First, almost everyone cares about online keyword advertising today. In fact, the GEICO® caveman may be the only one that doesn’t, but GEICO corporate certainly does, given the large keyword trademark infringement lawsuit it had against Google®, discussed here. Keyword advertising is big business ($21.1 billion in 2007, click here for FTC report) for the search engines that sell the advertising (i.e., Google®, Yahoo!®, MSN®, ASK®, AOL®, Lycos®, and AltaVista®, among others). Given this, the FTC certainly cares and has even issued alerts on the subject. Domainers also care a great deal, as do others with more traditional business models that pay for preferred listing of their keyword ads. For proof that Utah seems to care the most about keyword ad regulation, click here. Last, but certainly not least, trademark owners care a lot about keyword advertising, especially when competitors purchase keywords that match or mimic their valuable trademarks. (For a detailed catalog and analysis of trademark litigation showing how much litigants and the courts care about keyword advertising, check out the Search Engines links on The Trademark Blog and Professor Eric Goldman’s Technology & Marketing Blog.)
Second, as to the “did you even notice” question, it is a frightening statistic, but even as late as 2002, the FTC was warning search engines a “Consumers Union national survey found that 60% of Internet users had no idea that certain search engines were paid fees to list some sites more prominently than others in their search results.” This caused the FTC to recommend that search engines “clearly and conspicuously” disclose when paid-for placements appear among unbiased search results to avoid the potential for “consumer deception.” Even now, there still must be an appreciable number of reasonable consumers who have never noticed the subtle search engine phrases like “Sponsored Links,” and don’t know what they are, much less appreciate that certain search results obtain priority and top-line status because an advertiser has paid for it. What consumers actually notice and understand about the appearance of a search engine’s results-page will be critical in deciding “likelihood of confusion” in future keyword trademark cases.
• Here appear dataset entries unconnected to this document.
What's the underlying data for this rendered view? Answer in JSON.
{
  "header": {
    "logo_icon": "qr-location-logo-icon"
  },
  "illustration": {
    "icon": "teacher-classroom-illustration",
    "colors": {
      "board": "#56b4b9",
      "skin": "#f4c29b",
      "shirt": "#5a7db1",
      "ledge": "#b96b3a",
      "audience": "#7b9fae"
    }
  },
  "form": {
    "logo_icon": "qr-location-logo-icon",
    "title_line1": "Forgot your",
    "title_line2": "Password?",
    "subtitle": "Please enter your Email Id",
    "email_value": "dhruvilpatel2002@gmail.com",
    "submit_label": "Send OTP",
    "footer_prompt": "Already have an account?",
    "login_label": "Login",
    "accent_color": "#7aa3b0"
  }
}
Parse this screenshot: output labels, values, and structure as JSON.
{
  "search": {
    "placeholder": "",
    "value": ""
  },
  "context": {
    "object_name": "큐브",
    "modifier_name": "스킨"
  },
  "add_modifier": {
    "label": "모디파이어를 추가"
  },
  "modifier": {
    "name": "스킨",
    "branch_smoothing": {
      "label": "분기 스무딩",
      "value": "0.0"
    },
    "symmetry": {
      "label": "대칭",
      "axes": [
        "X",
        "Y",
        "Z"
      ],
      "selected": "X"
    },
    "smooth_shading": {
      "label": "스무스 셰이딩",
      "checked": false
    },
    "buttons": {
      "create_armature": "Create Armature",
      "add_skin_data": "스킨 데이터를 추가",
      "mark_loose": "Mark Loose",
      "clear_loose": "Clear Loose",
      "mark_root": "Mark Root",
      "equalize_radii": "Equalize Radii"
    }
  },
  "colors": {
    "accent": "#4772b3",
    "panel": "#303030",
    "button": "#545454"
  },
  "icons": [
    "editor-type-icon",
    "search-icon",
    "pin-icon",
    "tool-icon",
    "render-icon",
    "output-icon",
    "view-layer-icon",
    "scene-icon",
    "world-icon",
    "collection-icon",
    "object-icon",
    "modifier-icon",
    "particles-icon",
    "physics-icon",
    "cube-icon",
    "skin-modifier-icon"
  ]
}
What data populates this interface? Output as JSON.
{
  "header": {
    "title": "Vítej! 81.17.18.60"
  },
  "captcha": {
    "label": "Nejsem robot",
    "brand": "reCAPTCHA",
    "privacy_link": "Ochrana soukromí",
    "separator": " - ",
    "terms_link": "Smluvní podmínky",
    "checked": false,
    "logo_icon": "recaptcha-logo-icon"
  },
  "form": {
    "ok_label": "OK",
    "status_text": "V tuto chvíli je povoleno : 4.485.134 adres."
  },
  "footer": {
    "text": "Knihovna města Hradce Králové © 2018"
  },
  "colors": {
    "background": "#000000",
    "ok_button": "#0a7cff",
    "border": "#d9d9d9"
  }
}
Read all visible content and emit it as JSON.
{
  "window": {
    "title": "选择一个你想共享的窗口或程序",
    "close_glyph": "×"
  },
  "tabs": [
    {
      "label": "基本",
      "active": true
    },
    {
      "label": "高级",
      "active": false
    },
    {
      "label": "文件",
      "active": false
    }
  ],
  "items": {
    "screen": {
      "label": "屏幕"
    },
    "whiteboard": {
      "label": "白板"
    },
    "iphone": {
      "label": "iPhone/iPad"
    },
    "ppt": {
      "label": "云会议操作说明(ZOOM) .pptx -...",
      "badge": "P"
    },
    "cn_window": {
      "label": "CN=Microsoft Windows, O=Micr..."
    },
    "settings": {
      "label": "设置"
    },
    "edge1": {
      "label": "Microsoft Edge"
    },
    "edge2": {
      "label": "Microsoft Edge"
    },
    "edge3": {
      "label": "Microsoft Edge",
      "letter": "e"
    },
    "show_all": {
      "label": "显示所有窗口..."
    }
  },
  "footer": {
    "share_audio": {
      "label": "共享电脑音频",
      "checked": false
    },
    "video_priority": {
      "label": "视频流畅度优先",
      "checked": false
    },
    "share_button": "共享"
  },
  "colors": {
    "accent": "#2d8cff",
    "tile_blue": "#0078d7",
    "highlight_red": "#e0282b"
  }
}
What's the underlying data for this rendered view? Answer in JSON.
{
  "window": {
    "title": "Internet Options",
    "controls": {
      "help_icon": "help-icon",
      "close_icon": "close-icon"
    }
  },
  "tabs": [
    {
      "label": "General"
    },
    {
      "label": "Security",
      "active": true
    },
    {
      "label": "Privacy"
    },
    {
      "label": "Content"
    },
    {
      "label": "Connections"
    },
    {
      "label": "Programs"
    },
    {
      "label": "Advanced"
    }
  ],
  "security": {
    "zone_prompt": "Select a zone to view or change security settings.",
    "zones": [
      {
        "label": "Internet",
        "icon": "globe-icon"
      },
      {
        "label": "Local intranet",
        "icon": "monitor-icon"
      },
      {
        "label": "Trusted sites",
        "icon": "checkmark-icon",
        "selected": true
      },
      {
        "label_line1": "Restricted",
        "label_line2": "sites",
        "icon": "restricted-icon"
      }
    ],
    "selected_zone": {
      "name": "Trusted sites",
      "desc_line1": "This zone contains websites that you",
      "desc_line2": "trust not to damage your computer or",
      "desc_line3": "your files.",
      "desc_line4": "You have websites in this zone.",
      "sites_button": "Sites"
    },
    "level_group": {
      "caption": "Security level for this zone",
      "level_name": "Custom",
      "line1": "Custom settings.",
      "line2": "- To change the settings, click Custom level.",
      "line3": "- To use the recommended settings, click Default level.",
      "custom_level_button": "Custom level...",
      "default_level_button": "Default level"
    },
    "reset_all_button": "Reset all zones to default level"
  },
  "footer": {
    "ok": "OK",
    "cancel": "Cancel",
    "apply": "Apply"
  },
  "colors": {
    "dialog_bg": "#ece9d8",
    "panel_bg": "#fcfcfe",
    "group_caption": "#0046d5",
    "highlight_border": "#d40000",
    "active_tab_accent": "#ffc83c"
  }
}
Finally, taking the first question last, “have you ever wondered” why your favorite search engine uses a phrase like “Sponsored Links” or a similar one, instead of more certain phrases like “Paid Advertisements” or “Paid Advertising Results”? If not, I’m predicting much attention will be given by litigants and the courts to search engine use of these discrete “sponsor”-type “notice” phrases. After all, if lawyers must prominently display the blunt “Advertising Material” phrase when soliciting certain people (“Sponsored Reading Material” simply won’t cut it), why is it that search engines are able to freely use seemingly ambiguous phrases like, “Sponsored Links” (Google® and AOL®), “Sponsored Sites” (MSN®), “Sponsor Results” (Yahoo!®), “Sponsored Results” (Ask® and Lycos®), and “Sponsored Matches” (AltaVista®)? They are ambiguous because they beg the question of “sponsored” by whom? Equally confusing is the fact that the federal trademark statute protects not only against “likelihood of confusion” as to source, but sponsorship too. As such, it is worth examining whether these curious “sponsor”-type “notice” phrases actually reduce confusion or magnify likely confusion as to sponsorship, at least. No doubt, a great deal of time and effort will be devoted to surveying how consumers understand these phrases, if it already hasn’t been done yet behind closed doors.